Voici une métrique que presque personne ne consulte régulièrement et que tous devraient : le coût préférentiel = COGS (coût des marchandises vendues) + coût de la main-d'œuvre. Le maintenir en dessous de 60 % des ventes est un véritable trésor.

L'ancienne méthode

  • Commander « au cas où ».
  • Couvrir des quarts de travail supplémentaires « au cas où il y aurait du monde ».
  • Faire des heures supplémentaires sans contrôle « au cas où nous ne pourrions pas y arriver ».

La nouvelle méthode

  • Concevoir un menu intelligent : moins de références, rotation élevée, avec des marges claires.
  • Planification prédictive avec Guava (guavapp.com) : plannings en fonction de la demande historique, de la météo et des réservations.
  • Contrôler les pertes et gérer des fiches techniques à jour : que les achats suivent le rythme des ventes, et non l'inverse.

Marta a cessé de commander 6 références qui ne faisaient qu'occuper de l'espace dans le réfrigérateur et les employés ont échangé leurs fonctions : celui qui était en cuisine a appris le bar, et celui du bar a aidé aux passes. Le résultat : le même service, moins d'heures sans rien faire.

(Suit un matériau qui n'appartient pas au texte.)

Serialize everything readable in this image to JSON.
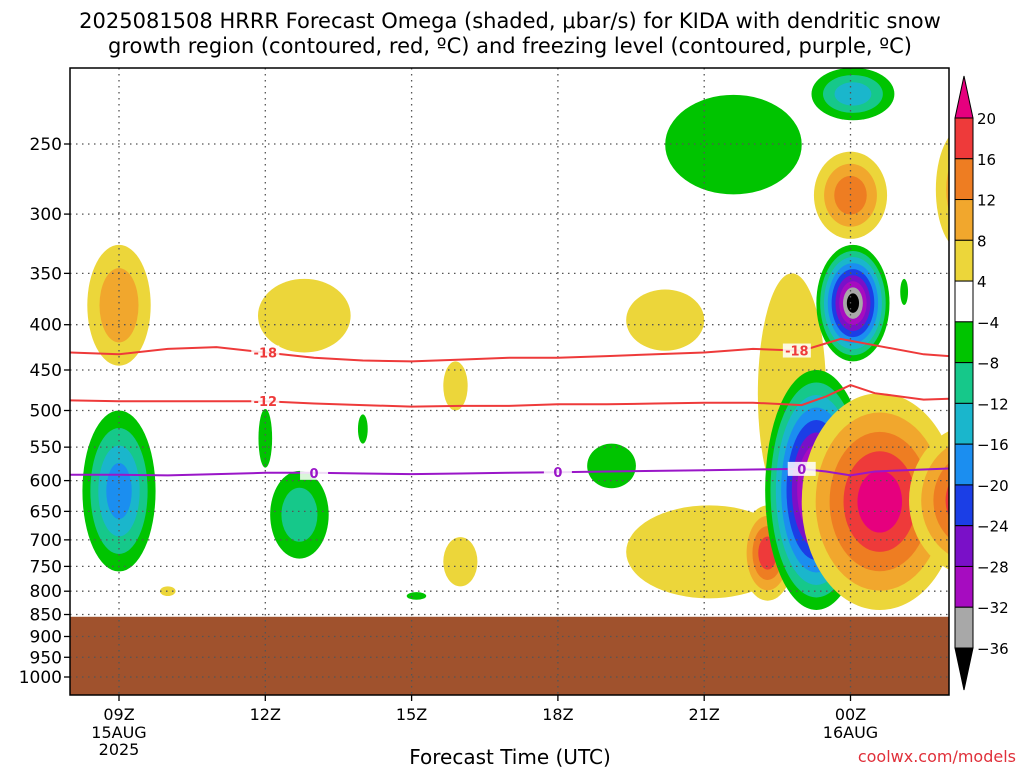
{
  "chart_data": {
    "type": "heatmap",
    "title_line1": "2025081508 HRRR Forecast Omega (shaded, μbar/s) for KIDA with dendritic snow",
    "title_line2": "growth region (contoured, red, ºC) and freezing level (contoured, purple, ºC)",
    "xlabel": "Forecast Time (UTC)",
    "ylabel": "",
    "credit": "coolwx.com/models",
    "x_range_hours_from_09z": [
      -1.0,
      17.5
    ],
    "y_range_hPa": [
      200,
      1050
    ],
    "y_scale": "log-pressure",
    "grid": true,
    "x_ticks": [
      {
        "h": 0,
        "label": "09Z",
        "sub1": "15AUG",
        "sub2": "2025"
      },
      {
        "h": 3,
        "label": "12Z",
        "sub1": "",
        "sub2": ""
      },
      {
        "h": 6,
        "label": "15Z",
        "sub1": "",
        "sub2": ""
      },
      {
        "h": 9,
        "label": "18Z",
        "sub1": "",
        "sub2": ""
      },
      {
        "h": 12,
        "label": "21Z",
        "sub1": "",
        "sub2": ""
      },
      {
        "h": 15,
        "label": "00Z",
        "sub1": "16AUG",
        "sub2": ""
      }
    ],
    "y_ticks": [
      "250",
      "300",
      "350",
      "400",
      "450",
      "500",
      "550",
      "600",
      "650",
      "700",
      "750",
      "800",
      "850",
      "900",
      "950",
      "1000"
    ],
    "colorbar": {
      "labels": [
        "20",
        "16",
        "12",
        "8",
        "4",
        "−4",
        "−8",
        "−12",
        "−16",
        "−20",
        "−24",
        "−28",
        "−32",
        "−36"
      ],
      "colors": [
        "#e6007e",
        "#ee3a3a",
        "#ee7d22",
        "#f1a72d",
        "#ecd63a",
        "#ffffff",
        "#00c400",
        "#16c88a",
        "#1ab6cc",
        "#1b8ef0",
        "#1b3ee6",
        "#7a10c8",
        "#a60cc0",
        "#a8a8a8",
        "#000000"
      ]
    },
    "ground_pressure_hPa": 855,
    "ground_color": "#a0522d",
    "contours": [
      {
        "name": "-18",
        "color": "#ee3a3a",
        "labels_at_h": [
          3.0,
          13.9
        ],
        "points": [
          [
            -1,
            430
          ],
          [
            0,
            432
          ],
          [
            1,
            426
          ],
          [
            2,
            424
          ],
          [
            3,
            430
          ],
          [
            4,
            436
          ],
          [
            5,
            439
          ],
          [
            6,
            440
          ],
          [
            7,
            438
          ],
          [
            8,
            436
          ],
          [
            9,
            436
          ],
          [
            10,
            434
          ],
          [
            11,
            432
          ],
          [
            12,
            430
          ],
          [
            13,
            426
          ],
          [
            14,
            428
          ],
          [
            14.8,
            415
          ],
          [
            15.5,
            422
          ],
          [
            16.5,
            432
          ],
          [
            17.5,
            436
          ]
        ]
      },
      {
        "name": "-12",
        "color": "#ee3a3a",
        "labels_at_h": [
          3.0
        ],
        "points": [
          [
            -1,
            487
          ],
          [
            0,
            488
          ],
          [
            1,
            488
          ],
          [
            2,
            488
          ],
          [
            3,
            488
          ],
          [
            4,
            491
          ],
          [
            5,
            493
          ],
          [
            6,
            495
          ],
          [
            7,
            494
          ],
          [
            8,
            494
          ],
          [
            9,
            492
          ],
          [
            10,
            492
          ],
          [
            11,
            491
          ],
          [
            12,
            490
          ],
          [
            13,
            490
          ],
          [
            14,
            493
          ],
          [
            14.5,
            482
          ],
          [
            15,
            468
          ],
          [
            15.5,
            478
          ],
          [
            16.5,
            486
          ],
          [
            17.5,
            484
          ]
        ]
      },
      {
        "name": "0",
        "color": "#9a16c8",
        "labels_at_h": [
          4.0,
          9.0,
          14.0
        ],
        "points": [
          [
            -1,
            591
          ],
          [
            0,
            591
          ],
          [
            1,
            592
          ],
          [
            2,
            590
          ],
          [
            3,
            588
          ],
          [
            4,
            588
          ],
          [
            5,
            589
          ],
          [
            6,
            590
          ],
          [
            7,
            589
          ],
          [
            8,
            588
          ],
          [
            9,
            587
          ],
          [
            10,
            586
          ],
          [
            11,
            585
          ],
          [
            12,
            584
          ],
          [
            13,
            583
          ],
          [
            14,
            582
          ],
          [
            14.5,
            586
          ],
          [
            15,
            592
          ],
          [
            15.5,
            586
          ],
          [
            16.5,
            583
          ],
          [
            17.5,
            580
          ]
        ]
      }
    ],
    "omega_features": [
      {
        "h": 0.0,
        "p_top": 325,
        "p_bot": 445,
        "w": 0.65,
        "levels": [
          4,
          8
        ]
      },
      {
        "h": 0.0,
        "p_top": 500,
        "p_bot": 760,
        "w": 0.75,
        "levels": [
          -4,
          -8,
          -12,
          -16
        ]
      },
      {
        "h": 1.0,
        "p_top": 790,
        "p_bot": 810,
        "w": 0.16,
        "levels": [
          4
        ]
      },
      {
        "h": 3.7,
        "p_top": 585,
        "p_bot": 735,
        "w": 0.6,
        "levels": [
          -4,
          -8
        ]
      },
      {
        "h": 3.0,
        "p_top": 498,
        "p_bot": 580,
        "w": 0.14,
        "levels": [
          -4
        ]
      },
      {
        "h": 5.0,
        "p_top": 505,
        "p_bot": 545,
        "w": 0.1,
        "levels": [
          -4
        ]
      },
      {
        "h": 3.8,
        "p_top": 355,
        "p_bot": 430,
        "w": 0.95,
        "levels": [
          4
        ]
      },
      {
        "h": 6.9,
        "p_top": 440,
        "p_bot": 500,
        "w": 0.25,
        "levels": [
          4
        ]
      },
      {
        "h": 7.0,
        "p_top": 695,
        "p_bot": 790,
        "w": 0.35,
        "levels": [
          4
        ]
      },
      {
        "h": 6.1,
        "p_top": 802,
        "p_bot": 818,
        "w": 0.2,
        "levels": [
          -4
        ]
      },
      {
        "h": 10.1,
        "p_top": 545,
        "p_bot": 612,
        "w": 0.5,
        "levels": [
          -4
        ]
      },
      {
        "h": 11.2,
        "p_top": 365,
        "p_bot": 428,
        "w": 0.8,
        "levels": [
          4
        ]
      },
      {
        "h": 12.1,
        "p_top": 640,
        "p_bot": 815,
        "w": 1.7,
        "levels": [
          4
        ]
      },
      {
        "h": 12.6,
        "p_top": 220,
        "p_bot": 285,
        "w": 1.4,
        "levels": [
          -4
        ]
      },
      {
        "h": 13.3,
        "p_top": 640,
        "p_bot": 820,
        "w": 0.55,
        "levels": [
          4,
          8,
          12,
          16
        ]
      },
      {
        "h": 13.8,
        "p_top": 350,
        "p_bot": 655,
        "w": 0.7,
        "levels": [
          4
        ]
      },
      {
        "h": 15.05,
        "p_top": 205,
        "p_bot": 235,
        "w": 0.85,
        "levels": [
          -4,
          -8,
          -12
        ]
      },
      {
        "h": 15.0,
        "p_top": 255,
        "p_bot": 320,
        "w": 0.75,
        "levels": [
          4,
          8,
          12
        ]
      },
      {
        "h": 17.3,
        "p_top": 240,
        "p_bot": 330,
        "w": 0.55,
        "levels": [
          4,
          8
        ]
      },
      {
        "h": 14.3,
        "p_top": 450,
        "p_bot": 840,
        "w": 1.05,
        "levels": [
          -4,
          -8,
          -12,
          -16,
          -20,
          -24,
          -28,
          -32,
          -36
        ]
      },
      {
        "h": 15.05,
        "p_top": 325,
        "p_bot": 440,
        "w": 0.75,
        "levels": [
          -4,
          -8,
          -12,
          -16,
          -20,
          -24,
          -28,
          -32,
          -36
        ]
      },
      {
        "h": 15.6,
        "p_top": 478,
        "p_bot": 840,
        "w": 1.6,
        "levels": [
          4,
          8,
          12,
          16,
          20
        ]
      },
      {
        "h": 17.6,
        "p_top": 518,
        "p_bot": 770,
        "w": 1.4,
        "levels": [
          4,
          8,
          12,
          16,
          20
        ]
      },
      {
        "h": 17.6,
        "p_top": 375,
        "p_bot": 490,
        "w": 0.55,
        "levels": [
          -4,
          -8
        ]
      },
      {
        "h": 17.6,
        "p_top": 780,
        "p_bot": 830,
        "w": 0.5,
        "levels": [
          -4,
          -8
        ]
      },
      {
        "h": 16.1,
        "p_top": 355,
        "p_bot": 380,
        "w": 0.08,
        "levels": [
          -4
        ]
      }
    ]
  }
}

Trois leviers pour réduire les coûts de main-d'œuvre sans perdre en expérience

1) Planifiez comme un financier

  • Planifiez en fonction des ventes, pas par habitude.
  • Vérifiez à mi-journée. Les ventes sont-elles inférieures à 80 % des prévisions ? Fermez un poste plus tôt. Sont-elles supérieures ? Activez votre « pool d'heures ».
  • Configurez des alertes pour les heures supplémentaires. Guava (guavapp.com) vous avertit avant qu'un quart de travail ne s'emballe.

2) L'upskilling qui paie les salaires

  • Formation express de 30 minutes au début de chaque quart : un plat clé, une technique ou comment faire de l'upselling.
  • Polyvalence : chaque membre de l'équipe maîtrise au moins 2 postes. Moins de postes vacants, moins d'heures inoccupées.
  • Récompensez la rapidité sans sacrifier la qualité : temps de service, panier moyen et avis clients.

3) Les données au menu

  • Tableau de bord quotidien : ventes par heure, coût de la main-d'œuvre par heure, COGS de la veille.
  • Réunion de 10 minutes après le service : ce qui a bien fonctionné, ce qu'il faut ajuster demain.
  • Modifiez les menus en fonction de la marge, pas seulement des goûts. Les plats les plus vendus et les plus rentables restent ; les caprices coûteux s'en vont.

En seulement 4 semaines, Marta est passée de 34 % à 26 % de coût de main-d'œuvre. Ce ne fut pas de la magie. Ce fut une méthode : mesurer, décider et ajuster. Et oui, maintenant elle dort mieux.

Cette scène vous dit quelque chose ?

Il est 22h10 un vendredi. La salle est pleine, la cuisine bat son plein et vous pensez au salaire de fin de mois. Question honnête : gérez-vous en fonction de sensations ou de chiffres en temps réel ? Si c'est la première option, vous laissez filer de l'argent. Si vous passez à la seconde, vous verrez comment l'entreprise vous le rendra… en caisse.